J'ai été avec tout un tas de gars. Je me souviens des émotions quand je n'étais pas sûre, je me souviens de la douceur de découvrir la réciprocité, et les douleurs des réalités qui me rattrapaient. On a vécu des situations plus dramatiques, parfois un peu mélo, quelques incidents, quelques accidents. Les fins qui ne veulent pas finir, la douleur qui traîne, la flamme qui ne s'éteint pas, les retours, les démentis cinglants. Ca finissait toujours dans les larmes, de mon côté en tout cas.
Ca finit toujours dans les larmes.
J'ai été avec tout un tas de gars dans ma vie, mais aucun n'est au courant.

Mercredi 29 janvier 2014 à 0:45

"Ne dis pas que c'est ça ou rien".
Allons bon, pourquoi pas puisque c'est la vérité.
Tu m'as demandé il y a quelque minutes avec qui je couchais. J'ai répondu non aux deux questions. J'imagine que la réponse te déplaît, d'ailleurs. Je me suis dit une fois dehors que j'aurais dû encaisser, que j'aurais dû rester, que je ne devrais pas être là à marcher vers le nord, vers l'appartement, sans ma récompense, qu'est-ce que je faisais dehors. J'aurais dû sourire, rester assise, boire cette troisième bière que tu venais d'apporter. Tout se serait arrangé, il se serait peut-être passé quelque chose.
Mais je pleurais déjà, et puis tu as dit
L'envie me vient de soulever cet ordinateur déjà cacochyme et de l'exploser par terre. Mais je suis un peu radine, comme tu m'as expliqué, ça me ferait mal, et puis deuxièmement je ne suis pas sûre qu'il explose bien comme je voudrais ; il ne se passerait probablement pas grand chose.
Après une réponse relativement pondéré à ton message de semi-excuse, je viens d'appuyer sur Entrer pour quelque chose de nettement moins classe.
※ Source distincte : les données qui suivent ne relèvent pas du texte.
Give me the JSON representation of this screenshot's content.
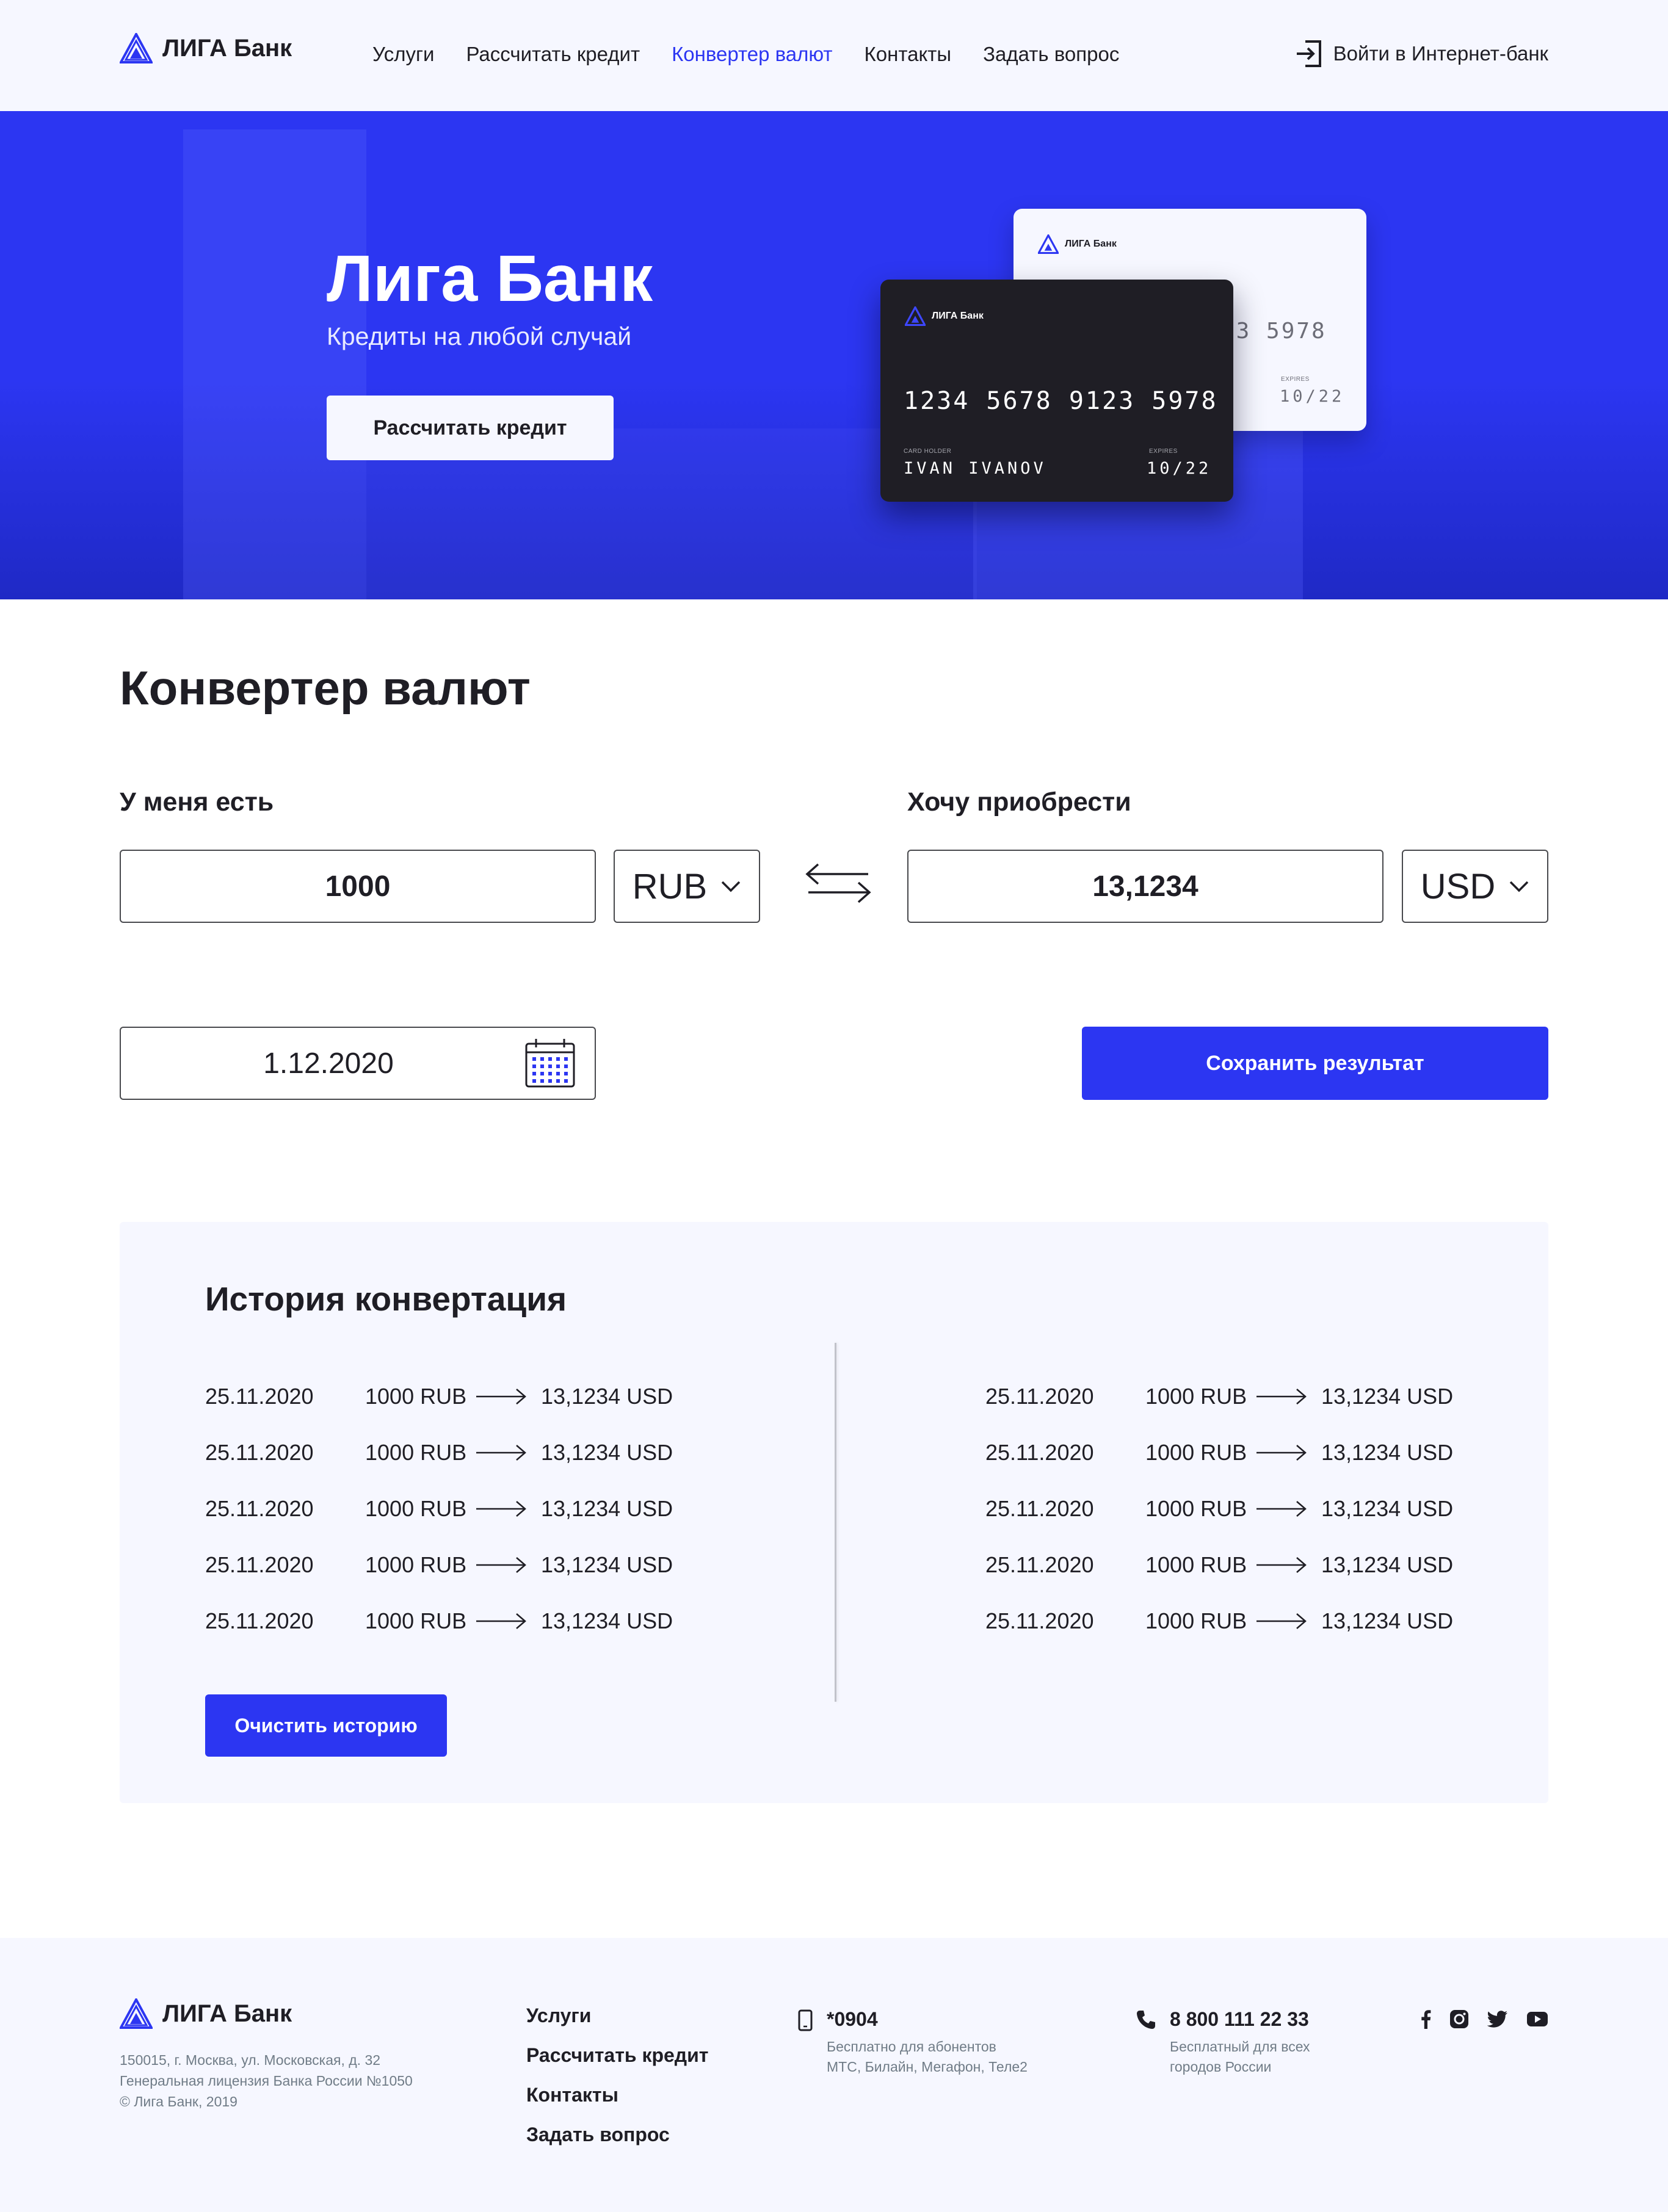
{
  "brand": {
    "name": "ЛИГА Банк",
    "accent_color": "#2C36F2",
    "dark_color": "#1F1E25",
    "light_bg": "#F6F7FF"
  },
  "header": {
    "nav": [
      "Услуги",
      "Рассчитать кредит",
      "Конвертер валют",
      "Контакты",
      "Задать вопрос"
    ],
    "active_nav": "Конвертер валют",
    "login_label": "Войти в Интернет-банк",
    "login_icon": "login-icon"
  },
  "hero": {
    "title": "Лига Банк",
    "subtitle": "Кредиты на любой случай",
    "button_label": "Рассчитать кредит",
    "card_back": {
      "bank": "ЛИГА Банк",
      "number_fragment": "23 5978",
      "expires_label": "EXPIRES",
      "expires": "10/22"
    },
    "card_front": {
      "bank": "ЛИГА Банк",
      "number": "1234 5678 9123 5978",
      "holder_label": "CARD HOLDER",
      "holder": "IVAN IVANOV",
      "expires_label": "EXPIRES",
      "expires": "10/22"
    }
  },
  "converter": {
    "title": "Конвертер валют",
    "have_label": "У меня есть",
    "have_value": "1000",
    "have_currency": "RUB",
    "want_label": "Хочу приобрести",
    "want_value": "13,1234",
    "want_currency": "USD",
    "swap_icon": "swap-arrows-icon",
    "date_value": "1.12.2020",
    "calendar_icon": "calendar-icon",
    "save_label": "Сохранить результат"
  },
  "history": {
    "title": "История конвертация",
    "left": [
      {
        "date": "25.11.2020",
        "from": "1000 RUB",
        "to": "13,1234 USD"
      },
      {
        "date": "25.11.2020",
        "from": "1000 RUB",
        "to": "13,1234 USD"
      },
      {
        "date": "25.11.2020",
        "from": "1000 RUB",
        "to": "13,1234 USD"
      },
      {
        "date": "25.11.2020",
        "from": "1000 RUB",
        "to": "13,1234 USD"
      },
      {
        "date": "25.11.2020",
        "from": "1000 RUB",
        "to": "13,1234 USD"
      }
    ],
    "right": [
      {
        "date": "25.11.2020",
        "from": "1000 RUB",
        "to": "13,1234 USD"
      },
      {
        "date": "25.11.2020",
        "from": "1000 RUB",
        "to": "13,1234 USD"
      },
      {
        "date": "25.11.2020",
        "from": "1000 RUB",
        "to": "13,1234 USD"
      },
      {
        "date": "25.11.2020",
        "from": "1000 RUB",
        "to": "13,1234 USD"
      },
      {
        "date": "25.11.2020",
        "from": "1000 RUB",
        "to": "13,1234 USD"
      }
    ],
    "clear_label": "Очистить историю"
  },
  "footer": {
    "brand": "ЛИГА Банк",
    "address": [
      "150015, г. Москва, ул. Московская, д. 32",
      "Генеральная лицензия Банка России №1050",
      "© Лига Банк, 2019"
    ],
    "nav": [
      "Услуги",
      "Рассчитать кредит",
      "Контакты",
      "Задать вопрос"
    ],
    "mobile": {
      "number": "*0904",
      "note": [
        "Бесплатно для абонентов",
        "МТС, Билайн, Мегафон, Теле2"
      ]
    },
    "phone": {
      "number": "8 800 111 22 33",
      "note": [
        "Бесплатный для всех",
        "городов России"
      ]
    },
    "socials": [
      "facebook-icon",
      "instagram-icon",
      "twitter-icon",
      "youtube-icon"
    ]
  }
}
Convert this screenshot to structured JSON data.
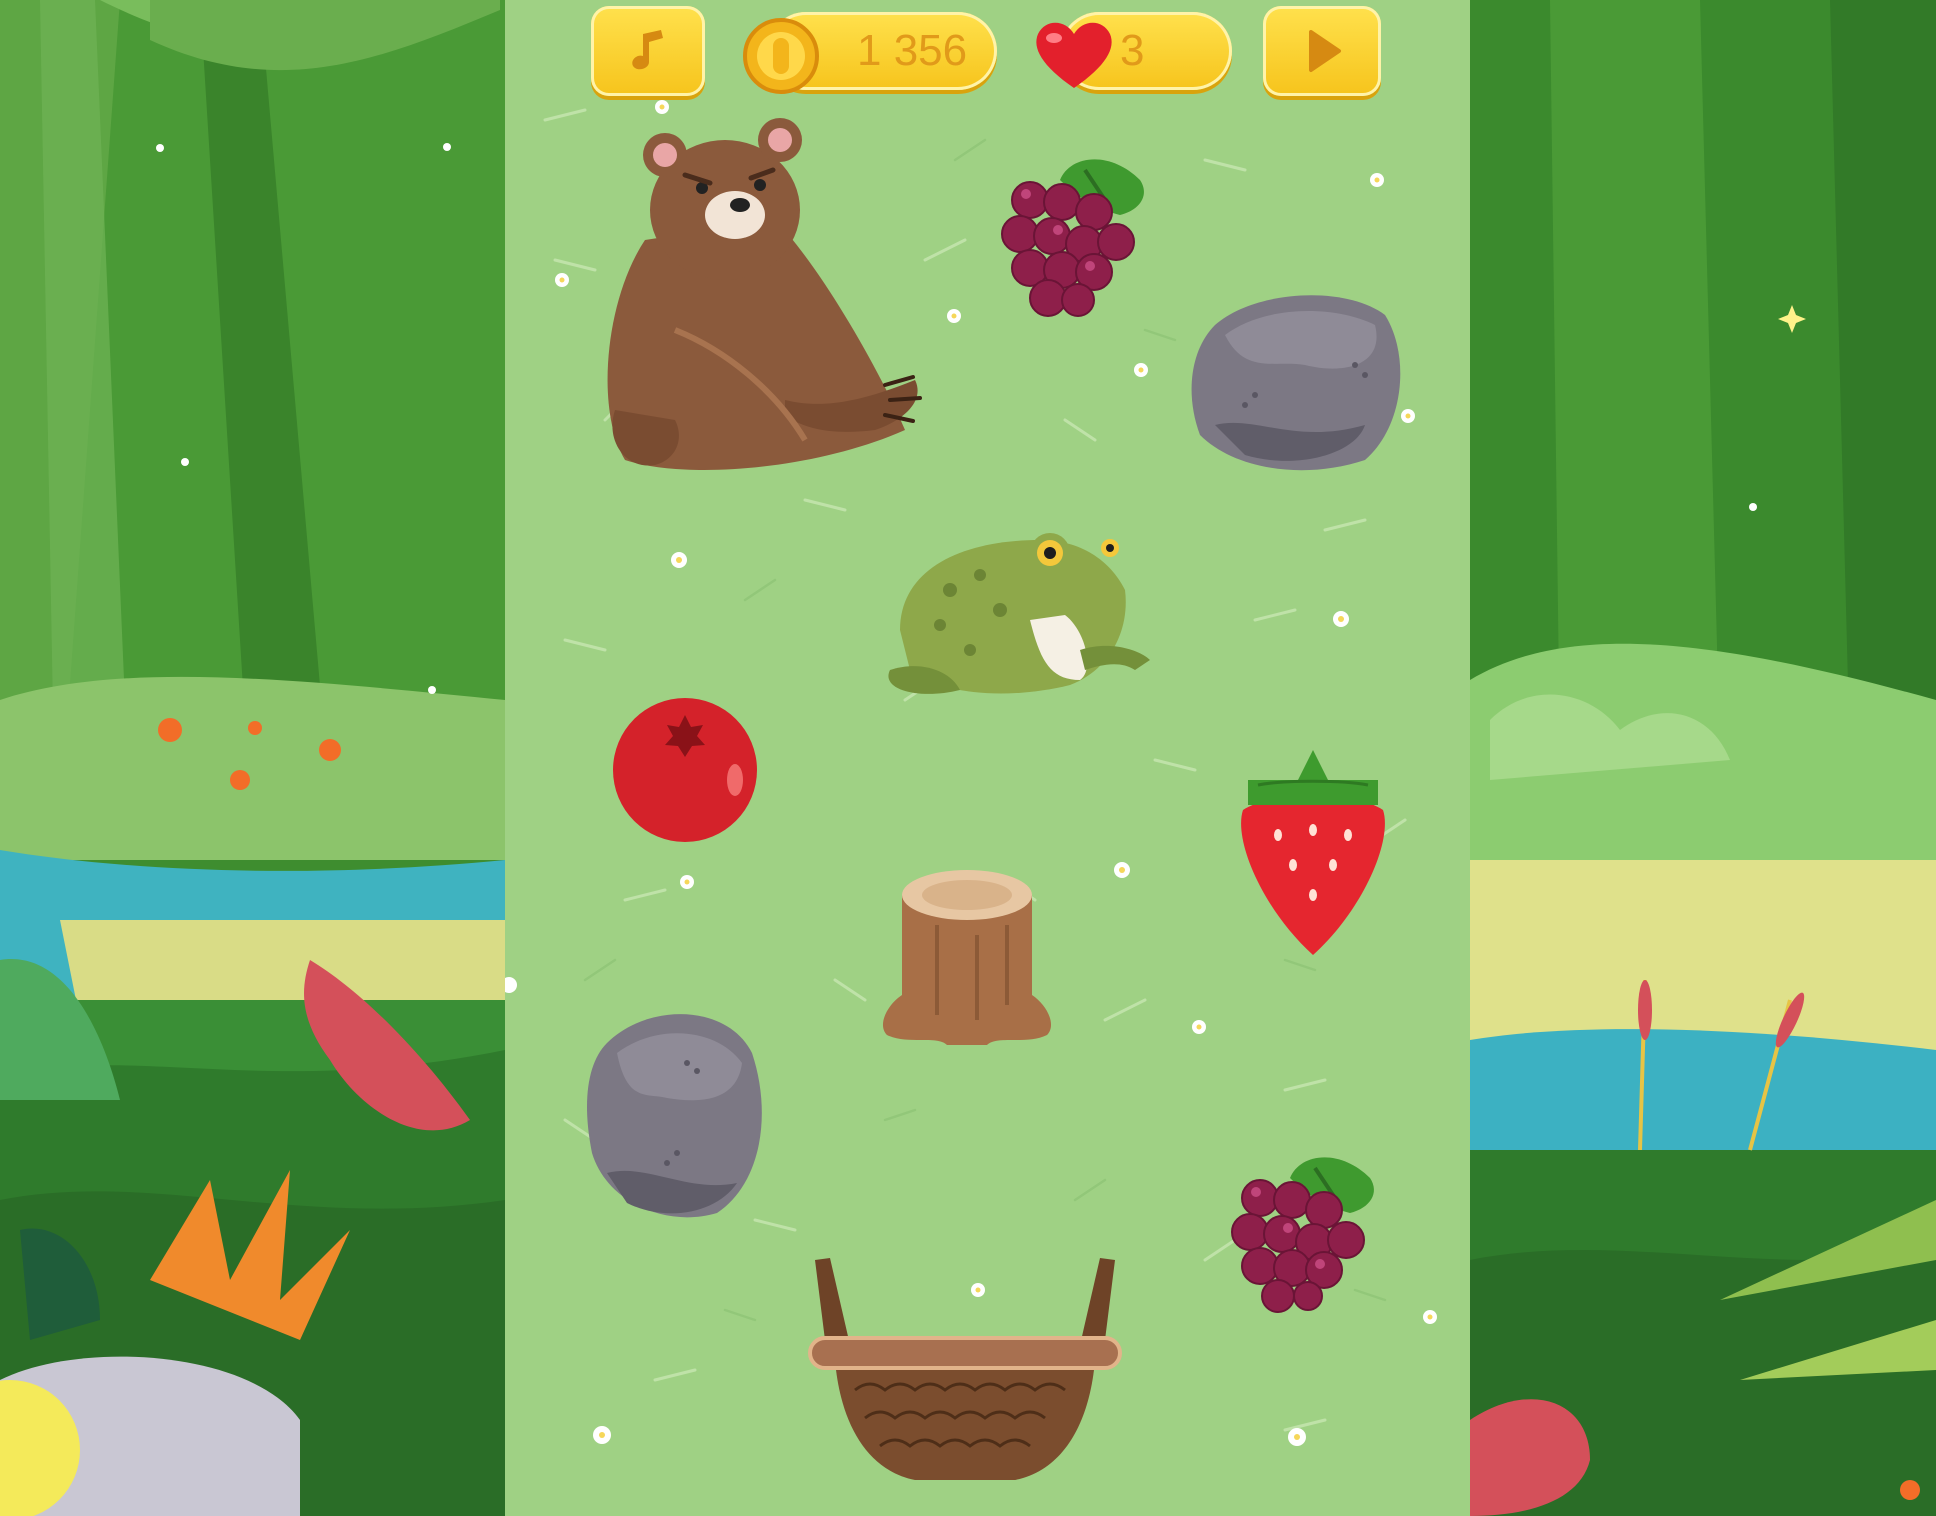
{
  "hud": {
    "coins": "1 356",
    "lives": "3",
    "music_icon": "music-note-icon",
    "coin_icon": "gold-coin-icon",
    "heart_icon": "heart-icon",
    "play_icon": "play-icon"
  },
  "board_items": [
    "bear",
    "grapes",
    "rock",
    "frog",
    "cranberry",
    "strawberry",
    "tree-stump",
    "rock",
    "grapes",
    "basket"
  ],
  "colors": {
    "hud_yellow": "#f8c91f",
    "hud_text": "#e19a1a",
    "grass": "#9fd184",
    "forest_dark": "#2f7a2a"
  }
}
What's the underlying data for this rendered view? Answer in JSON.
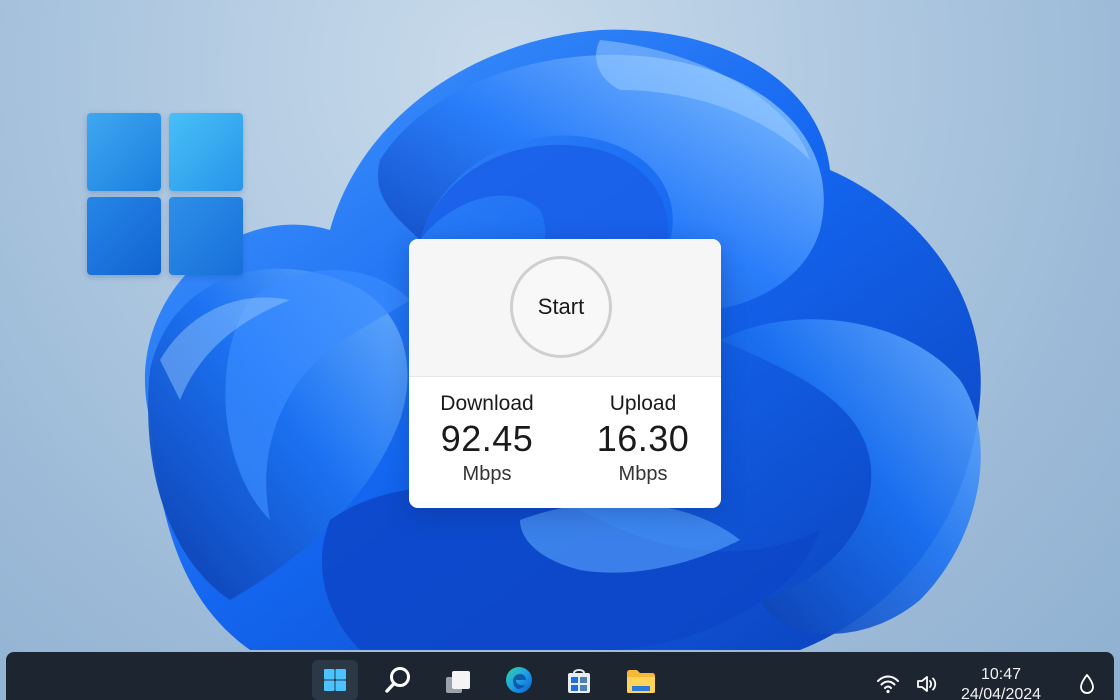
{
  "speed_test": {
    "start_label": "Start",
    "download": {
      "label": "Download",
      "value": "92.45",
      "unit": "Mbps"
    },
    "upload": {
      "label": "Upload",
      "value": "16.30",
      "unit": "Mbps"
    }
  },
  "taskbar": {
    "apps": [
      {
        "icon": "windows-start-icon"
      },
      {
        "icon": "search-icon"
      },
      {
        "icon": "task-view-icon"
      },
      {
        "icon": "edge-browser-icon"
      },
      {
        "icon": "store-icon"
      },
      {
        "icon": "file-explorer-icon"
      }
    ],
    "tray": {
      "icons": [
        "wifi-icon",
        "volume-icon",
        "notification-icon"
      ],
      "time": "10:47",
      "date": "24/04/2024"
    }
  },
  "colors": {
    "accent": "#1a6fe0",
    "taskbar": "#1c2530",
    "card": "#ffffff"
  }
}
Et encore deux lignes en plus, pendant que j'y étais. Pas sûre que ça te plaise.
marrant, moi qui était allergique aux disputes, fondait en larmes à la moindre confrontation, j'ai envie qu'on s'engueule pendant des heures.

Tu as dit "Still, you wanted it", You wanted it to happen, Tu le voulais, putain je sais déjà plus les mots, les trois, quatre, cinq peut-être mots que tu as employés, c'est quand même pas possible.

Hier j'ai pensé que je valais mieux que ça. Quand même, merde, que l'attente, que je pourrais peut-être un jour, maintenant, me retrouver, être, dans une autre situation, dans un truc que les autres take for granted.
Ca me paraîtrait tellement extraordinaire, à moi. Et si naturel. Mais si extraordinaire. Quand je l'imagine, je ne peux pas m'arrêter de sourire. Même si je l'imagine rarement aussi réussi. Je l'imagine en général en plus simple, en plus naturel, mais ce n'est jamais arrivé, ça resterait quand même extraordinaire.
Vous avez raison sur un point : je ressasse.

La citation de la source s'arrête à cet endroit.